I had forgotten that T. Rex has never been inducted–or even nominated!–into the Hall of Fame, and I suddenly got very, very, very mad because that is absolutely ridiculous. Bolan (the man I wanted to marry before Jarvis, sigh) and T. Rex may have not had been able to sustain the same level of commercial success as their contemporary David Bowie but their influence is incredible. My suspicion is that the Hall of Fame is wary of inducting them because they are so closely linked with “glam” rock, although Bolan did experiment with other genres (soul and R&B, notably), and that’s embarrassing for some reason. Fact is, Bolan wrote some great rock ‘n’ roll songs. Some of the best. Summer is heaven in ’77! 

“I can’t cleverly theorize about Marc,” Morrissey once wrote. “I just loved him.” Me too, Mozzer. Me too.

1. The Jam 

Photo of Rick BUCKLER and JAM and Bruce FOXTON and Paul WELLER

Eligible Since: 2002
Nominated In: Never, because, once again, the nominating committee are actually shareholders in Oscar Mayer. (Translation: They’re WEENIES!!)
Essential Albums: In the City (1977), All Mod Cons (1978), Setting Sons (1979), Sound Affects (1980), The Gift (1982). I just listed all of their studio albums, save one. OOPS!!

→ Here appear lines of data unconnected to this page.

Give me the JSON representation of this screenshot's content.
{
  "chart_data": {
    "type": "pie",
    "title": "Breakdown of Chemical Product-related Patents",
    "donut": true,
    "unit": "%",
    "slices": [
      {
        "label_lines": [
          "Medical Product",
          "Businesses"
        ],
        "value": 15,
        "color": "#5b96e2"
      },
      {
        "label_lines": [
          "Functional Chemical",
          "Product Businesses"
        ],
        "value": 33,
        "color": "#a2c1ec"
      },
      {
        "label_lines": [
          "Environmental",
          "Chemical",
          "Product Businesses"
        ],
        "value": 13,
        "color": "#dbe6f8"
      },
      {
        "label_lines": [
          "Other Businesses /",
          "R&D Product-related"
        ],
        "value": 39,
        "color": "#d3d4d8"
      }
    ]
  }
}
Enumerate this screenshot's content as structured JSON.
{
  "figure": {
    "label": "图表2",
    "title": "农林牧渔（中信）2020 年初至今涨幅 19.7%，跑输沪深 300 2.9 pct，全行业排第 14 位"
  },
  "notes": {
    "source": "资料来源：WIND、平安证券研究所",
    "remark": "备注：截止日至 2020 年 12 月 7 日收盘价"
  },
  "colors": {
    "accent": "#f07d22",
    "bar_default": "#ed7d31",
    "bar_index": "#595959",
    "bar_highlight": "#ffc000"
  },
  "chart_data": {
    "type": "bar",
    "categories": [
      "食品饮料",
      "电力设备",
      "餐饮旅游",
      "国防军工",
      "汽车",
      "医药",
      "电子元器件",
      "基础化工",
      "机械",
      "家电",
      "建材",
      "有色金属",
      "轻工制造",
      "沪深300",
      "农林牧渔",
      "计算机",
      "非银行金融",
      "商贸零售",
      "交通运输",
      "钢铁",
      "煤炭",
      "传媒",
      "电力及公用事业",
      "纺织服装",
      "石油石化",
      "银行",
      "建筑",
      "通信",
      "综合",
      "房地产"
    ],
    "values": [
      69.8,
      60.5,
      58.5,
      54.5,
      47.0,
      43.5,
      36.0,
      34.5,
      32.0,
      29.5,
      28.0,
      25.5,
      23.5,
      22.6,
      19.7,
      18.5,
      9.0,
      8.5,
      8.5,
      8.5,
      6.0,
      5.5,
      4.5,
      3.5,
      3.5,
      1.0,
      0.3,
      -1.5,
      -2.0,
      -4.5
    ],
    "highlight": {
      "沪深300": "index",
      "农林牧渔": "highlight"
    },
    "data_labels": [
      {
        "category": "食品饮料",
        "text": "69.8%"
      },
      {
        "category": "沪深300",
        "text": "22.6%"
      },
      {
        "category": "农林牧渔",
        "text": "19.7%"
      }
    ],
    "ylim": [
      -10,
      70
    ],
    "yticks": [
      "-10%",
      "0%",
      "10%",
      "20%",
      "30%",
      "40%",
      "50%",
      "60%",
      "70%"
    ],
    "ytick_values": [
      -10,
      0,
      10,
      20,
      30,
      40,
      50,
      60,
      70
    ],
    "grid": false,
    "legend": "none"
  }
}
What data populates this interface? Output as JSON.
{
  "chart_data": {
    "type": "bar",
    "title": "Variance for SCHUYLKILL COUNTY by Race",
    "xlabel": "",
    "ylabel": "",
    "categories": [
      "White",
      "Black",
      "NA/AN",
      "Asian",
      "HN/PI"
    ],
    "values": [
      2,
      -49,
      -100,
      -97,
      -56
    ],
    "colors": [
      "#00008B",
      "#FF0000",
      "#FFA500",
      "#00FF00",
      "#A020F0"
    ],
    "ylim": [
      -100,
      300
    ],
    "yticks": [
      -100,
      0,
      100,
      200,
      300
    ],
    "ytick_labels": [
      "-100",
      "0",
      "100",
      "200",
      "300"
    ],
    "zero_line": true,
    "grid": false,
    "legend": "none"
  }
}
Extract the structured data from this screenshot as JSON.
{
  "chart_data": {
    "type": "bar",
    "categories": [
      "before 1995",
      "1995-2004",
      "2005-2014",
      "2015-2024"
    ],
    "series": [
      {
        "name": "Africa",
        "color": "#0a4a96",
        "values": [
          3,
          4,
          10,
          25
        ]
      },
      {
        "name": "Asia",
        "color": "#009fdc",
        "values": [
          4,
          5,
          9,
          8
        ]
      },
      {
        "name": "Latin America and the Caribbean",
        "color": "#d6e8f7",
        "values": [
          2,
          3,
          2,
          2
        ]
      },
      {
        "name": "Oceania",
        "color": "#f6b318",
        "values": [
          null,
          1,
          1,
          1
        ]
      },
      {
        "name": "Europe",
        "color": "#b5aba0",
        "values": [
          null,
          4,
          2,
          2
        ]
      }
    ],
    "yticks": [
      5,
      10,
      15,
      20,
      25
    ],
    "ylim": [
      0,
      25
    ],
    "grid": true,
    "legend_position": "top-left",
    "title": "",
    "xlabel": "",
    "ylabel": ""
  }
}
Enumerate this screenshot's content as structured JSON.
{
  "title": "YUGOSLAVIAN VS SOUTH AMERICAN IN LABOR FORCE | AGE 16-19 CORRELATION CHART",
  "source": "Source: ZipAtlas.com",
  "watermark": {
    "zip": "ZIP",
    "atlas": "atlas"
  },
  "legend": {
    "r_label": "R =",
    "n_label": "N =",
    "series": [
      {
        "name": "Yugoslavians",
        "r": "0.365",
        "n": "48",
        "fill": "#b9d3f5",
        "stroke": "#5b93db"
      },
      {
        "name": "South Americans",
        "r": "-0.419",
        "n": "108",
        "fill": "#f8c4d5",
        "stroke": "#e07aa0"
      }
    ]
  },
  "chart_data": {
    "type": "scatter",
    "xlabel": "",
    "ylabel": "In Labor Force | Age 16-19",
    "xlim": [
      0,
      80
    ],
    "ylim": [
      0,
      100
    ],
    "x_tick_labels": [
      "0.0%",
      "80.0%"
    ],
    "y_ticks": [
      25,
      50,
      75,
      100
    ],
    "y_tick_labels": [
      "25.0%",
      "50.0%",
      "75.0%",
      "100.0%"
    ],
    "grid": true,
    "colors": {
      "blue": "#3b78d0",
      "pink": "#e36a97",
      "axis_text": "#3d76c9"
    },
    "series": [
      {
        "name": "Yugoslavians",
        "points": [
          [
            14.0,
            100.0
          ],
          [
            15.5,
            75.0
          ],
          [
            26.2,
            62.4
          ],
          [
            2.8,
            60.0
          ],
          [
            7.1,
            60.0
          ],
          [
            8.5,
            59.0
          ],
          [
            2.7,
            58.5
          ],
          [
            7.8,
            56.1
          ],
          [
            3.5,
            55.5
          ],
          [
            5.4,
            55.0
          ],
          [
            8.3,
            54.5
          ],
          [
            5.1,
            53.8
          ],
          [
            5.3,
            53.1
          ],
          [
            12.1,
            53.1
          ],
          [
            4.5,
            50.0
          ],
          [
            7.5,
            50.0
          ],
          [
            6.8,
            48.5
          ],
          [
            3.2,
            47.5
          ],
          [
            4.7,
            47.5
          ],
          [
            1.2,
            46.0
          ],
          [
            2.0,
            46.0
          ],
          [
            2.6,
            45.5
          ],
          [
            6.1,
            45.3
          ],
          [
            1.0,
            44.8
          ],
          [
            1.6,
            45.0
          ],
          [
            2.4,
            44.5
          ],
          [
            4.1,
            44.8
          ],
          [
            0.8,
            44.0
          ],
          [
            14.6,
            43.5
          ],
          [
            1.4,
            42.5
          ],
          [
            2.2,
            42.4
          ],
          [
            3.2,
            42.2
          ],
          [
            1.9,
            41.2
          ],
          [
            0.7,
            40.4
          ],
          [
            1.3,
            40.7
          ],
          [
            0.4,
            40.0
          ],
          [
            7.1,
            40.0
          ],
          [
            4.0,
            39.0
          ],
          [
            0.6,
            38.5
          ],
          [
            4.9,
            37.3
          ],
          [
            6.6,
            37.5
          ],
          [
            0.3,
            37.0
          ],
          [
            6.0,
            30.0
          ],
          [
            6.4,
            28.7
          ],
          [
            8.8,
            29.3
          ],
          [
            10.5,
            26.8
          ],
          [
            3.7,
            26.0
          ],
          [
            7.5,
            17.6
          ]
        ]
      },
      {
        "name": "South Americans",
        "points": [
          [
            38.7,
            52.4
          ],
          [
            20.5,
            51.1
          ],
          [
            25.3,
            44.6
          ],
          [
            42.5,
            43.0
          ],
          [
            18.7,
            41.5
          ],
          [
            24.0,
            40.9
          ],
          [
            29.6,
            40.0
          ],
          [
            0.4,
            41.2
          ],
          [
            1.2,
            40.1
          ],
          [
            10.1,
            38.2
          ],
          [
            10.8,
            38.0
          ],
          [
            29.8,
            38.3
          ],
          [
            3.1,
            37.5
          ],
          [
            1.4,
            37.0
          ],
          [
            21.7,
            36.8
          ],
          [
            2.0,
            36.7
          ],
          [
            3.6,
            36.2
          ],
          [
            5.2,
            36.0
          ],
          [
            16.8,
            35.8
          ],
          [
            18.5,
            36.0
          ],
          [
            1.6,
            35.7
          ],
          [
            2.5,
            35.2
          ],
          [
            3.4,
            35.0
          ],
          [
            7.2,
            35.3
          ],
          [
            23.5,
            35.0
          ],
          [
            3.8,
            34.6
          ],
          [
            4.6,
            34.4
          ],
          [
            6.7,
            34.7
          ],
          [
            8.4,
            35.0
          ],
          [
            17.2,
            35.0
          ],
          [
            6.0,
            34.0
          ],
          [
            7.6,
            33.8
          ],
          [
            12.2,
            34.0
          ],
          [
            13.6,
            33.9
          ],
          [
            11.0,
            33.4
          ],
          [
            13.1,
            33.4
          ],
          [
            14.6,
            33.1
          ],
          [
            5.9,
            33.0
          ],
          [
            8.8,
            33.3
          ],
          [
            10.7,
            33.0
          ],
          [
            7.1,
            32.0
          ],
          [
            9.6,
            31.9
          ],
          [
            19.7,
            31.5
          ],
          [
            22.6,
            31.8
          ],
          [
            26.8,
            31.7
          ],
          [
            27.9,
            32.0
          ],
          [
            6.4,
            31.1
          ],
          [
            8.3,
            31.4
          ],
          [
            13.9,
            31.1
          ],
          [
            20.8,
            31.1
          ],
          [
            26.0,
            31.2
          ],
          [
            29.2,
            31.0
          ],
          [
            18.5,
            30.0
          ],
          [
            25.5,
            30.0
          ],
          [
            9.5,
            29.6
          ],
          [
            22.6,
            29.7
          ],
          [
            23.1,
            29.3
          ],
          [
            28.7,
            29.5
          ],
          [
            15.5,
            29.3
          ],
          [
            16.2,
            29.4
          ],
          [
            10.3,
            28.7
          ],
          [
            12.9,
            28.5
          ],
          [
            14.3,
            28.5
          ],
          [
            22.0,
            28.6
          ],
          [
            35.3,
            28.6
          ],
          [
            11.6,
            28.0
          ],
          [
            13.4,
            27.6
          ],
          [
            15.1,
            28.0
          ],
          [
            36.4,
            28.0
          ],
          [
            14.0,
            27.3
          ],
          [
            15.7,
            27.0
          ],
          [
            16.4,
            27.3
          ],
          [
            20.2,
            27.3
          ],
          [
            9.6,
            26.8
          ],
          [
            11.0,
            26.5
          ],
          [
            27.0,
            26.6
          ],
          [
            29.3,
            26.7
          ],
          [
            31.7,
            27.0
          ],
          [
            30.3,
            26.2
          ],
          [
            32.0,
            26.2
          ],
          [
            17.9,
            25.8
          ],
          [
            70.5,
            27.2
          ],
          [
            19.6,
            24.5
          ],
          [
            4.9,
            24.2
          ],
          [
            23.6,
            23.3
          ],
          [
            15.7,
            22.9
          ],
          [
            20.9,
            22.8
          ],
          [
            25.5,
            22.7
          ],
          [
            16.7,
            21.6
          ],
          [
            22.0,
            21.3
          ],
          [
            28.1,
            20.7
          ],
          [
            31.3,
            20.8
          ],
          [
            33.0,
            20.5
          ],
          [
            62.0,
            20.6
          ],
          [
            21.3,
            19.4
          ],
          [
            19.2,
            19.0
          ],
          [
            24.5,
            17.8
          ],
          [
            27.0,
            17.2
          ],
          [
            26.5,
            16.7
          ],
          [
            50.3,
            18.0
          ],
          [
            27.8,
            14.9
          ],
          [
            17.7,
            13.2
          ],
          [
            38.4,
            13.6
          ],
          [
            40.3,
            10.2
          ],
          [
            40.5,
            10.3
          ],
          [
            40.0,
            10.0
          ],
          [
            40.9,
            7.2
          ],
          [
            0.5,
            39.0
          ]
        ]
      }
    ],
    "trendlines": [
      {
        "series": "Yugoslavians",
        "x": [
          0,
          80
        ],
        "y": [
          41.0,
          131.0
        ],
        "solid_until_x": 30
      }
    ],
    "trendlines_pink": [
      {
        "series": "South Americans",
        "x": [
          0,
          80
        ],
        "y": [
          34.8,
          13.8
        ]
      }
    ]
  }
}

In case I haven’t made it clear here before…I worship Paul Weller. I mean, I really have it bad for this guy. I think he is the world’s most wonderful human being and a stunning lyricist and songwriter with unquenchable passion for and belief in what he does. And wham bam, long live The Jam! I would induct Weller into the Hall of Fame in all of his incarnations–with The Jam, The Style Council, and as a solo artist, but The Jam probably holds the most value as far as influence and a solid, cohesive body of work. It still blows my mind that the group produced six albums in five years, with so many great songs, and they broke up at their commercial and critical peak. What guts 24-year-old Paul Weller had! Love that guy. But The Jam never really achieved any kind of success in the United States, which is commonly explained by their being “too British.” (And the Kinks were…?) Yes, because the stream of images painted in “That’s Entertainment” are only relatable and vivid if you are British: “Two lovers kissing amongst the scream of midnight/Two lovers missing the tranquillity of solitude/Getting a cab and travelling on buses/Reading the graffiti about slashed seat affairs/I say that’s entertainment, that’s entertainment.”

Name me a songwriter in the hall of fame who can write lyrics like THAT. I can probably count ’em on one hand.